Analytic continuation of Riemann zeta function using integral formula

Question

From the integral formula $$\zeta(s)=s/(s-1)-s\int_1^\infty \{x\}x^{-s-1}dx$$ one can show that $\zeta$ has an analytic continuation for $\sigma(=\Re(s))>0$. Can I also derive the analytic continuation for $\sigma>-1$?

Answer 1

Yes, substract $1/2$ (the mean value of $\{x\}$) to get a conditionally convergent integral $$\zeta(s)=\frac{s}{s-1}-\frac12-s\int_1^\infty (\{x\}-\frac12)x^{-s-1}dx \qquad (\Re(s) > -1)$$ Then integrate by parts if you want an absolutely convergent integral.

Repeating the same process $k$ times, you'll get the continuation to $\Re(s) > -k$ and the value of $\zeta(-n)$, $n > k$.

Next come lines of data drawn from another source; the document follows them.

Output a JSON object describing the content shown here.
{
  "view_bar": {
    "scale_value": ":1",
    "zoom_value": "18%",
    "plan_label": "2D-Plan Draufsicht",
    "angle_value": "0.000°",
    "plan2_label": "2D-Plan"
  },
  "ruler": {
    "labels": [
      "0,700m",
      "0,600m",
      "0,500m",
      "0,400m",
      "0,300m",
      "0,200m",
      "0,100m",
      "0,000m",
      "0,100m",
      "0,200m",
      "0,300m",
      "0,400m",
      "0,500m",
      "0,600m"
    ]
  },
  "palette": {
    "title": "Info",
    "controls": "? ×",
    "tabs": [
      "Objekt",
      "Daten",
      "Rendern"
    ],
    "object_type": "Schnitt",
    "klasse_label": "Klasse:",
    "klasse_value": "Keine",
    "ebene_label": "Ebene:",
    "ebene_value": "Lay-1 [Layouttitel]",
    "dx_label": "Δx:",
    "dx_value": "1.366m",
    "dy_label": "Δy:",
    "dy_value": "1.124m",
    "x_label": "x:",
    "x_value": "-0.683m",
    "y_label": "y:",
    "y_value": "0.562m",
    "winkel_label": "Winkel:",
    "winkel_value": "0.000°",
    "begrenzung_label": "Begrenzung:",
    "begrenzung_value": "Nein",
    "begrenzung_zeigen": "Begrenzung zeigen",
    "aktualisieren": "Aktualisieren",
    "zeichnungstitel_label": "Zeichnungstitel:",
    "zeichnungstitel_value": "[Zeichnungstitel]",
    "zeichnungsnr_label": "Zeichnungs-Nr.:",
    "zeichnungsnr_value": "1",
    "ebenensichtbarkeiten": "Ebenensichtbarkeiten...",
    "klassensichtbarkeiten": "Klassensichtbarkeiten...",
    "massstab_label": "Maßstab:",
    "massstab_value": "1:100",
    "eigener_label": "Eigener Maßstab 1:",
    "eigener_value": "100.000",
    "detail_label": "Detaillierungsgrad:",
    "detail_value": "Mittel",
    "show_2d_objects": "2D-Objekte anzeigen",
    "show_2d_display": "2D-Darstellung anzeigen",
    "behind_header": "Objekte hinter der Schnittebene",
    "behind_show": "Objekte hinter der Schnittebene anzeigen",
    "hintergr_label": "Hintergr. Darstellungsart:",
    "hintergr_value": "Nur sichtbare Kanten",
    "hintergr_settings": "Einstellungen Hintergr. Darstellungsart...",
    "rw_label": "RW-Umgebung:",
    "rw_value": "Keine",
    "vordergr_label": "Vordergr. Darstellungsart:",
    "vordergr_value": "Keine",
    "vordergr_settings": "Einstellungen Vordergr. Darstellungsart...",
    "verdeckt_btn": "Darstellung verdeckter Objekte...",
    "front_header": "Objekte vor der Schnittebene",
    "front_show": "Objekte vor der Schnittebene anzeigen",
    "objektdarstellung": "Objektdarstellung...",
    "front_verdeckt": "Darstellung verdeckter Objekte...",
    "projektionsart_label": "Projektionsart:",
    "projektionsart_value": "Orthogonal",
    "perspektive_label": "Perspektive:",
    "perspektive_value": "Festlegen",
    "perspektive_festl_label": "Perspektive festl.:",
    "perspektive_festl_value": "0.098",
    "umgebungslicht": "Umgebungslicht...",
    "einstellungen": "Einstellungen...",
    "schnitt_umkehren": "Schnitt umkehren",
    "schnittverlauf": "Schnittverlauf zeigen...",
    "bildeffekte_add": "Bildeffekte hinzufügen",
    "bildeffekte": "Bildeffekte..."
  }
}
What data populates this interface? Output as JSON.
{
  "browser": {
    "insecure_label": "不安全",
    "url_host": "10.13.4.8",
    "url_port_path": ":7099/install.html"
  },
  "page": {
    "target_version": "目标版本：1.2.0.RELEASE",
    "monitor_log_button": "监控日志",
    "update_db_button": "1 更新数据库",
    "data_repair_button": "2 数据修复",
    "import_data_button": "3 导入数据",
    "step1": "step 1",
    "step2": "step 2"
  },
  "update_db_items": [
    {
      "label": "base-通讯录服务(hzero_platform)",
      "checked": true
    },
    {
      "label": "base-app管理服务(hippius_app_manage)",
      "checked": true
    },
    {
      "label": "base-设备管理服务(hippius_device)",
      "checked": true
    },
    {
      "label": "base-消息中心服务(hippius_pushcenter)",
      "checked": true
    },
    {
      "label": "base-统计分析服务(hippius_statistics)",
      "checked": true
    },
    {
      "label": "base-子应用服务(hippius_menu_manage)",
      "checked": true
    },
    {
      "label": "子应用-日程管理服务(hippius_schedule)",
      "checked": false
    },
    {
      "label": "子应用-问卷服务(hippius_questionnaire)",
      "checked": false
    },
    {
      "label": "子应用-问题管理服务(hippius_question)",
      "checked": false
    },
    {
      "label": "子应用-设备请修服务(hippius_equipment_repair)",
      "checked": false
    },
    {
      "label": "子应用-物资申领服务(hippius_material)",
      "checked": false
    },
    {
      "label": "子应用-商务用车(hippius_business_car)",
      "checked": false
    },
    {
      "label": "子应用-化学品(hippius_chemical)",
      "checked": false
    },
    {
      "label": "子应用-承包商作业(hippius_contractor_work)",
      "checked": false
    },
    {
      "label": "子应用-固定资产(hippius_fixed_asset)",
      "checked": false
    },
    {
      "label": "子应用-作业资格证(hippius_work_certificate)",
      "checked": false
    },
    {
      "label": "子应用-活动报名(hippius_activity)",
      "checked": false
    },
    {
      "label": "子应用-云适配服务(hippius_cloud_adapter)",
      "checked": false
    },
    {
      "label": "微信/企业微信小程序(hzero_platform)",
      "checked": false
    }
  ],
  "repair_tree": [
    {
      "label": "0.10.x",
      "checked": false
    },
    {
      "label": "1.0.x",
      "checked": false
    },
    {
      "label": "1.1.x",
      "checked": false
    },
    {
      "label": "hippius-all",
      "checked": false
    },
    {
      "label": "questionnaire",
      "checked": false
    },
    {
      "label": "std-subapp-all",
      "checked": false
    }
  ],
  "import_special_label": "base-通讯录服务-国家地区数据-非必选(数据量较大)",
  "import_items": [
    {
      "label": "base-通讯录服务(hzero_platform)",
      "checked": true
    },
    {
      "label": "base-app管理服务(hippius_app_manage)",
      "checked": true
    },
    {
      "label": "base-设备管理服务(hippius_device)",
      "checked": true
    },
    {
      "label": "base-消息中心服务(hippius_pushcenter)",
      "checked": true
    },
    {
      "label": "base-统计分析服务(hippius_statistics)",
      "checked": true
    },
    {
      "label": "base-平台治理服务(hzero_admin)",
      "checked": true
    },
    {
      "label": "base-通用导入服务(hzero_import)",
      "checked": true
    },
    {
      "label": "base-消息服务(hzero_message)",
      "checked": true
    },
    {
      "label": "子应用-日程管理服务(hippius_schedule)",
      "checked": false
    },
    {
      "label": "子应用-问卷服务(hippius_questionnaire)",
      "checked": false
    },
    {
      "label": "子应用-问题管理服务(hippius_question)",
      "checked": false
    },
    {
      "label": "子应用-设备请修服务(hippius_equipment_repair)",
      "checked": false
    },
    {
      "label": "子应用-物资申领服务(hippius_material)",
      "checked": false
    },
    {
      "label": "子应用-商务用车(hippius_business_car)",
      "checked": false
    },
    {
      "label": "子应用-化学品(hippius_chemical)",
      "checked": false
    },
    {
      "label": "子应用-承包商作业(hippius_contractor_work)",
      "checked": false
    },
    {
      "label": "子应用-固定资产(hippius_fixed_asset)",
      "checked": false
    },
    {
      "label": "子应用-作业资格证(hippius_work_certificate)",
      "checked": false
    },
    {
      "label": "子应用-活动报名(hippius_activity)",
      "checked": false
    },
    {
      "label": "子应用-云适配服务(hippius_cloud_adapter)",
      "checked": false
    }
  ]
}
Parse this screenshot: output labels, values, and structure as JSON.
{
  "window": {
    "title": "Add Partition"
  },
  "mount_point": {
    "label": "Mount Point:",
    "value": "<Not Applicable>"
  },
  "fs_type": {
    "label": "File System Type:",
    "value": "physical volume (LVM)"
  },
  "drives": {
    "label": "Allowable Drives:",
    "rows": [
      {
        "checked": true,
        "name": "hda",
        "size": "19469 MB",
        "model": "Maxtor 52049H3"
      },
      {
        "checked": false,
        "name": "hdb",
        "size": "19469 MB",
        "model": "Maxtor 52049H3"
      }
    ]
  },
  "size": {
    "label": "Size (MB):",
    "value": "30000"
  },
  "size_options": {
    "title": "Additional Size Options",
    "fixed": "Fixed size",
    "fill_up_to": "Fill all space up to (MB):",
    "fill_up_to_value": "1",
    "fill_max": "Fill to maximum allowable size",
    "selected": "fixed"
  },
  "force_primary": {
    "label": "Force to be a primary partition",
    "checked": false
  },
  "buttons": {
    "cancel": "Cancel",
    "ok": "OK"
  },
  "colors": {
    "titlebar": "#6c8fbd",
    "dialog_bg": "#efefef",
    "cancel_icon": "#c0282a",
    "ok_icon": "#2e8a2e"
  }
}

Also note that $\zeta(s) = -s\int_0^\infty (\{x\}-1/2) x^{-s-1}dx$ for $\Re(s) \in (-1,0)$ is a way to prove the functional equation, using the Fourier series $\{x\}-1/2 = -\sum_{n=1}^\infty \frac{\sin(2\pi n x)}{\pi n}$ and $\int_0^\infty \sin(2\pi nx)x^{-s-1}dx = n^{s-1}\int_0^\infty \sin(2\pi x)x^{-s-1}dx$